Dr Anouk Lang, Senior Lecturer in Digital Humanities, University of Edinburgh

Anouk Lang is Senior Lecturer in Digital Humanities in the Department of English and Scottish Literature at the University of Edinburgh, where she is also an affiliate of the Edinburgh Futures Institute. She is the co-editor of Digital Futures of Graduate Study in the Humanities in the Debates in the Digital Humanities series (with Gabriel Hankins and Simon Appleford, 2024), Patrick White Beyond the Grave: New Critical Perspectives (with Ian Henderson, 2015), and the editor of From Codex to Hypertext: Reading at the Turn of the Twenty-First Century (2012).


Abstract

In this paper I consider what literary theory can bring to an understanding of the workings of large language models, specifically in relation to Sara Ahmed’s work on the circulation of affect.

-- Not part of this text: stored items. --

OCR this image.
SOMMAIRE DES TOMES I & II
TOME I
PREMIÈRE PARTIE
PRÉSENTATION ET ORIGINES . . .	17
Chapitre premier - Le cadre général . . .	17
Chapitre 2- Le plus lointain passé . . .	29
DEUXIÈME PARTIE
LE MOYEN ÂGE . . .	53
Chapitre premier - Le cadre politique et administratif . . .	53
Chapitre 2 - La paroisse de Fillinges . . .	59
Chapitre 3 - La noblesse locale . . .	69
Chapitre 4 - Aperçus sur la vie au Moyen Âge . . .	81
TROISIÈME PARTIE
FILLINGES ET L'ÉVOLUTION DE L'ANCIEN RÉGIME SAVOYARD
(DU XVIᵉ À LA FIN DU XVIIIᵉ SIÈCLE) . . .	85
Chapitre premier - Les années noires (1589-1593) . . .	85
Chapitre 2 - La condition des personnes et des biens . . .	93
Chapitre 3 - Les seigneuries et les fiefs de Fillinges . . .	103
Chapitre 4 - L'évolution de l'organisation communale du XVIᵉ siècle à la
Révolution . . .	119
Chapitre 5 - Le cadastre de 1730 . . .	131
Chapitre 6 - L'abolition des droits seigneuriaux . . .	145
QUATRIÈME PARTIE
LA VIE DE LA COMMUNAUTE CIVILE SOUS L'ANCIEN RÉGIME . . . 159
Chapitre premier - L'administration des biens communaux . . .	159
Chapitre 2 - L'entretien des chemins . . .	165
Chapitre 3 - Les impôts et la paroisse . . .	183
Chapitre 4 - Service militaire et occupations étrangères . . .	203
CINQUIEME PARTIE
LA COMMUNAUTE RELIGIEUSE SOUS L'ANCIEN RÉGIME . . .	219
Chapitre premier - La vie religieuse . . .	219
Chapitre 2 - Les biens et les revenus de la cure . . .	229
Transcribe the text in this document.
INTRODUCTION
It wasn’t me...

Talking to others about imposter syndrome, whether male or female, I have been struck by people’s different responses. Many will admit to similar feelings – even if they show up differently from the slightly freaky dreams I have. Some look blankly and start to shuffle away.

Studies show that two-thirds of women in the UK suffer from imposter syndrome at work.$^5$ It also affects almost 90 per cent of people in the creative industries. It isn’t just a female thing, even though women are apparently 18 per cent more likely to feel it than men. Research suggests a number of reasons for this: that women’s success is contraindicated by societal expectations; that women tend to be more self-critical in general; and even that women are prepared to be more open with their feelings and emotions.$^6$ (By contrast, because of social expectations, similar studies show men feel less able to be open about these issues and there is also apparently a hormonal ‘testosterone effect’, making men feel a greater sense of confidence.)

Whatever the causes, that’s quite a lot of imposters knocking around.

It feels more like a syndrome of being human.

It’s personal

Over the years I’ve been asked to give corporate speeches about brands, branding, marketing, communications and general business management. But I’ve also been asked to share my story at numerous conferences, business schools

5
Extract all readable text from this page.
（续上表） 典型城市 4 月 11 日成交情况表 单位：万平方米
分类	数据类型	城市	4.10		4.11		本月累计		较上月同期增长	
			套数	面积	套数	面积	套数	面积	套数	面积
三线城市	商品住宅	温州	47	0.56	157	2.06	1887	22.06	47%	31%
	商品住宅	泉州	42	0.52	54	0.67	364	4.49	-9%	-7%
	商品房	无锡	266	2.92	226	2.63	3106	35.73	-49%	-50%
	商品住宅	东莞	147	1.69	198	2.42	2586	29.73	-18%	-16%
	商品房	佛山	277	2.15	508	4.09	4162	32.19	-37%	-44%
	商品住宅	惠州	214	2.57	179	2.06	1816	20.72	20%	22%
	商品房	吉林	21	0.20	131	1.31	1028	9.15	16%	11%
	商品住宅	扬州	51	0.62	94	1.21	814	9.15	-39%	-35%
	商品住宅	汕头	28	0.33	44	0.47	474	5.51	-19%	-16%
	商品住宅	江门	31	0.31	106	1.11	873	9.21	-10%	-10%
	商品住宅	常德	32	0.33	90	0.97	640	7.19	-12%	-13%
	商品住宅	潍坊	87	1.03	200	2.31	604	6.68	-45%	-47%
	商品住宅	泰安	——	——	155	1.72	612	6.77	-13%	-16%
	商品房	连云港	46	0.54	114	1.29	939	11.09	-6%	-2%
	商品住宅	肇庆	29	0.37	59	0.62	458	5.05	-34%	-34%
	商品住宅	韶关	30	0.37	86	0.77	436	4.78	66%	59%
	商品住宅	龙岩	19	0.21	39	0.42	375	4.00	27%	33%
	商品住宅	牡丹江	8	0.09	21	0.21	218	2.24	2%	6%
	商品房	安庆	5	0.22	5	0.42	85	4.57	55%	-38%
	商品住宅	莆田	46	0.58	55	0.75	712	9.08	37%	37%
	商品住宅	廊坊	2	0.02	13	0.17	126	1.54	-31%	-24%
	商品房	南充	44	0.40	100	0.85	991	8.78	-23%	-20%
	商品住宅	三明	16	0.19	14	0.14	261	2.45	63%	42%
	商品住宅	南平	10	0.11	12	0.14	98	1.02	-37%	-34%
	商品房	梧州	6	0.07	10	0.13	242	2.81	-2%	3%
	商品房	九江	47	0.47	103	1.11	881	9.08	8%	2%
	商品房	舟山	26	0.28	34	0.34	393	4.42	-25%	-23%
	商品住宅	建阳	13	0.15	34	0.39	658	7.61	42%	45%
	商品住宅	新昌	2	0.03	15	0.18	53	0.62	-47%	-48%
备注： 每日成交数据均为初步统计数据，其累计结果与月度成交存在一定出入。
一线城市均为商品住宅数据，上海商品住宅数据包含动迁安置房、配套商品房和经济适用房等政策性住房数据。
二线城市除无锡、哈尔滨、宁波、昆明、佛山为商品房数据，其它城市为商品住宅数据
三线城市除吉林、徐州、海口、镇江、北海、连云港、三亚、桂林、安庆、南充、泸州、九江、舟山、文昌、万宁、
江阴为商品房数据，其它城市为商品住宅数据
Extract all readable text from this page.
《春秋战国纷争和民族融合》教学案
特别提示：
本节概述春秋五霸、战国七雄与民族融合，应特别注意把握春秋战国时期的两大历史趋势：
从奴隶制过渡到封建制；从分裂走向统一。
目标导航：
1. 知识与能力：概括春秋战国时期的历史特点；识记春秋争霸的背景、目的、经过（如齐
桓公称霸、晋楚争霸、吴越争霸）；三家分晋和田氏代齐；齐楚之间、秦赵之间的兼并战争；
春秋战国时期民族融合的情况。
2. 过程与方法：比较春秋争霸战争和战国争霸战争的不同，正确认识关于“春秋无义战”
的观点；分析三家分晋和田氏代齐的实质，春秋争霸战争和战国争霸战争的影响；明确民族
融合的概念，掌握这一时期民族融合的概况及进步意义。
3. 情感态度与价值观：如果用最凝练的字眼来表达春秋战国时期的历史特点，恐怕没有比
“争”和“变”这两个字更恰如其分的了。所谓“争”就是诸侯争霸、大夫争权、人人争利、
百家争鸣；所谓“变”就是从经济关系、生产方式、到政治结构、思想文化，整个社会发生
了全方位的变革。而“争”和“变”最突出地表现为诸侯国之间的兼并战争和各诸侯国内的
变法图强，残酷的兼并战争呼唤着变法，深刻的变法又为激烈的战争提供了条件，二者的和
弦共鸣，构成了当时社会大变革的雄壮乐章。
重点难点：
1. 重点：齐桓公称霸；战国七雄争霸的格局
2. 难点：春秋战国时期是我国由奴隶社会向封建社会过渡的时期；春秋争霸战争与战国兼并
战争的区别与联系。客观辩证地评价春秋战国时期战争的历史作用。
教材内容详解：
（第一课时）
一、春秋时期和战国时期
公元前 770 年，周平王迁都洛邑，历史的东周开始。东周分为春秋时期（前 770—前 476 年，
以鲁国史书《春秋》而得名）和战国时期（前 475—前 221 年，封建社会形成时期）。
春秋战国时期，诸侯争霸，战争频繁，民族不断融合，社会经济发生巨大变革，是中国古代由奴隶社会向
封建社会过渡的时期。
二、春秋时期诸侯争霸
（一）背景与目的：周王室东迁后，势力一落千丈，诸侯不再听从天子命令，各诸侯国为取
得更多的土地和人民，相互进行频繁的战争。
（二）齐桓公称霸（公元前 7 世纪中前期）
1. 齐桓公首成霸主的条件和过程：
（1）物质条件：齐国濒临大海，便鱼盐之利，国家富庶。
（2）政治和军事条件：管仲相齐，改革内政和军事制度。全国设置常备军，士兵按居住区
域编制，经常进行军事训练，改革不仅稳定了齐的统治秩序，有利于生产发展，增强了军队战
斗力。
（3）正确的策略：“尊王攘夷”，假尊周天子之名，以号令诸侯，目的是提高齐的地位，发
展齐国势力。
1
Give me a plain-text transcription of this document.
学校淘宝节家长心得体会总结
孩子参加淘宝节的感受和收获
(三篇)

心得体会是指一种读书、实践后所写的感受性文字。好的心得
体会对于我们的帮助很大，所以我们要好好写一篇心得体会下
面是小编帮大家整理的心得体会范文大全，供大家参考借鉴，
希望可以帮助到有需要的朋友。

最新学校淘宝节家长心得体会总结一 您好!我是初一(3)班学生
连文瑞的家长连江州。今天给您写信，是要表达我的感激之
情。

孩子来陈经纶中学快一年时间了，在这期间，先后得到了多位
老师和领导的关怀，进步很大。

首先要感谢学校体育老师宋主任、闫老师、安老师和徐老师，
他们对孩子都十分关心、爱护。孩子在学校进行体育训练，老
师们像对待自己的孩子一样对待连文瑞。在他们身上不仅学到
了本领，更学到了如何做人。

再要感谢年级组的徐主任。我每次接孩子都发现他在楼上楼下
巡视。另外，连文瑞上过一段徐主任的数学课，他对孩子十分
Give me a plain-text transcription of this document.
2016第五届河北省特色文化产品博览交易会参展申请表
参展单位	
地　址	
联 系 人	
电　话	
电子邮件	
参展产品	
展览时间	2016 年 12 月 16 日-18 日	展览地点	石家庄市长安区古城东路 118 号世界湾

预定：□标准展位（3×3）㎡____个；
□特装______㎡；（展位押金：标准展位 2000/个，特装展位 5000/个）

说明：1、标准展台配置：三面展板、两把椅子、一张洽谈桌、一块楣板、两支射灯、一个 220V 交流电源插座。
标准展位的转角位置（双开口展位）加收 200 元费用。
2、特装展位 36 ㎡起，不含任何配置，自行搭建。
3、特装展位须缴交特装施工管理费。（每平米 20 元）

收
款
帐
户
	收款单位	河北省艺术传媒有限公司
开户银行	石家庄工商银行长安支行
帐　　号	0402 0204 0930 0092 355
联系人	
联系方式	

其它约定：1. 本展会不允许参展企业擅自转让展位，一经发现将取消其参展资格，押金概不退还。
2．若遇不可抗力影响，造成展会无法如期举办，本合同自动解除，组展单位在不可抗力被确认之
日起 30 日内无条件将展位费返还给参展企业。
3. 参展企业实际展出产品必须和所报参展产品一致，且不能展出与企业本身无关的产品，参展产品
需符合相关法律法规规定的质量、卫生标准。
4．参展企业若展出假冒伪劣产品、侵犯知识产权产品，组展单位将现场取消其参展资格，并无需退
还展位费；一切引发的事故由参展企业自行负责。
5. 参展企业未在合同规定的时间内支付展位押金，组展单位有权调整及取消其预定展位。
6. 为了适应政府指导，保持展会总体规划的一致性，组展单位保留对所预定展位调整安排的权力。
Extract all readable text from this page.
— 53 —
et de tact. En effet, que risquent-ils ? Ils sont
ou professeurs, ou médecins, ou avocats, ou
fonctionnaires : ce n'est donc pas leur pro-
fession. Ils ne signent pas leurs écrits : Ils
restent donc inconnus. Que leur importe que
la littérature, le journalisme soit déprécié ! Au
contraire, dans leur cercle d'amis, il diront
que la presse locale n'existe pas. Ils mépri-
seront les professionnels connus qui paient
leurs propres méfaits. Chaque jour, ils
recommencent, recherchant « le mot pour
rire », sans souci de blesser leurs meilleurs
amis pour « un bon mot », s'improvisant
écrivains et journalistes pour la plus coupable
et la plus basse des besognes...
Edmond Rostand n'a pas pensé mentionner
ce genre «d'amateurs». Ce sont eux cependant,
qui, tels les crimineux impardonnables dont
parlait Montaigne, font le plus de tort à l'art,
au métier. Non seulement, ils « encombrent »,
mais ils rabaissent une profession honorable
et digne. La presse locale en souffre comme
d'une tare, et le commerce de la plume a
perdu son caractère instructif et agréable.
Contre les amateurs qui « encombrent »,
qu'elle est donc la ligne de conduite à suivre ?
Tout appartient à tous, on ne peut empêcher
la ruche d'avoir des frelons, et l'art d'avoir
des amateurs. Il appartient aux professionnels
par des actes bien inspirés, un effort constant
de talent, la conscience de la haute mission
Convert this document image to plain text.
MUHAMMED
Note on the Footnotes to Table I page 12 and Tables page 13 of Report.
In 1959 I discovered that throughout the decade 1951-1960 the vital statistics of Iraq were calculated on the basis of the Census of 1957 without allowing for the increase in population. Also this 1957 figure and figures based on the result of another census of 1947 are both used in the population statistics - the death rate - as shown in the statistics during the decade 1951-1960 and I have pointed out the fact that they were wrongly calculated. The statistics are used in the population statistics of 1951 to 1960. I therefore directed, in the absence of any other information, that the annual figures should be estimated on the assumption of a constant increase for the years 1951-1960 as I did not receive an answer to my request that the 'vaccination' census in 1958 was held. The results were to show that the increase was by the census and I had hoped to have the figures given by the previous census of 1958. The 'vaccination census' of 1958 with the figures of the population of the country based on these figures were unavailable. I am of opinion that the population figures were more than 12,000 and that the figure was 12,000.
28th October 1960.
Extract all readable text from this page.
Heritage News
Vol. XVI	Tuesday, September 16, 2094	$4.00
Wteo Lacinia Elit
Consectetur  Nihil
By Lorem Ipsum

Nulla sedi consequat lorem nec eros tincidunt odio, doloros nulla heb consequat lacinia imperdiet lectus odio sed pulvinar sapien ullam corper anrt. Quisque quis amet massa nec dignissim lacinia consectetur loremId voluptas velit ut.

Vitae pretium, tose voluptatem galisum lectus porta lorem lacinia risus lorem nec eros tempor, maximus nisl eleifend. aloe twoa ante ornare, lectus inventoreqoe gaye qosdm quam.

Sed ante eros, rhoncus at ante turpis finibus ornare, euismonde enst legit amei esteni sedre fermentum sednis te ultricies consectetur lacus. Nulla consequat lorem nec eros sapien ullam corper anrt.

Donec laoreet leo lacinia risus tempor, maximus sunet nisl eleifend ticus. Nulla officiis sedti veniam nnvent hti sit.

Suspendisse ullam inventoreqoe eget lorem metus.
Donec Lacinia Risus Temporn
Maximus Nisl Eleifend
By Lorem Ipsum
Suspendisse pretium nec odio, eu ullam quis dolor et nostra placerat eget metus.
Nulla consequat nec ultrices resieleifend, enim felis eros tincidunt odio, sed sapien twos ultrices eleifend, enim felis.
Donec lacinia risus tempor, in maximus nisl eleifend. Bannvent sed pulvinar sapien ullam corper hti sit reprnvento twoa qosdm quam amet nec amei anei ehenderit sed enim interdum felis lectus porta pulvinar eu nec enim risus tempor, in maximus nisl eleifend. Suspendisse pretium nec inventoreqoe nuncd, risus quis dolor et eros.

If the attachment of affects to particular entities is achieved through the process of circulation, might this be a conceptual frame with explanatory value for probing the ostensibly black-boxed interiors of LLMs, in which affective attachments take the form of numbers representing probabilistic connections between tokens in vector space? This question takes on particular force in the context of recent accounts by whistleblowers and investigative journalists such as Sarah Wynn-Williams and Karen Hao about the extent to which the ability of technology companies to shape—and their unwillingness to take responsibility for—the circulation of especially fraught discourse such as hate speech on their platforms has been shown to contribute to real-world atrocities such as genocide.

In the face of the epistemological, environmental and other crises arising from rapid developments in machine learning, I argue that this is part of the work of unfolding technologies gathered under the sign of “AI” from the assemblages within which they are situated—identified as a crucial critical project by scholars including Lucy Suchmann, Donna Haraway and Safiya Noble—to which the fields of literary studies, cultural criticism and book history are well placed to contribute, even as technocapitalist rhetoric positions the humanities as having little to offer debates and regulatory conversations about the algorithmic mechanisms that increasingly govern our lives.


Access

Events are free and open to all unless otherwise stated. Following the event, there will be a reception in the Atrium of the Alison Richard Building.

If you have specific accessibility needs for this event, please get in touch. We will do our best to accommodate any requests.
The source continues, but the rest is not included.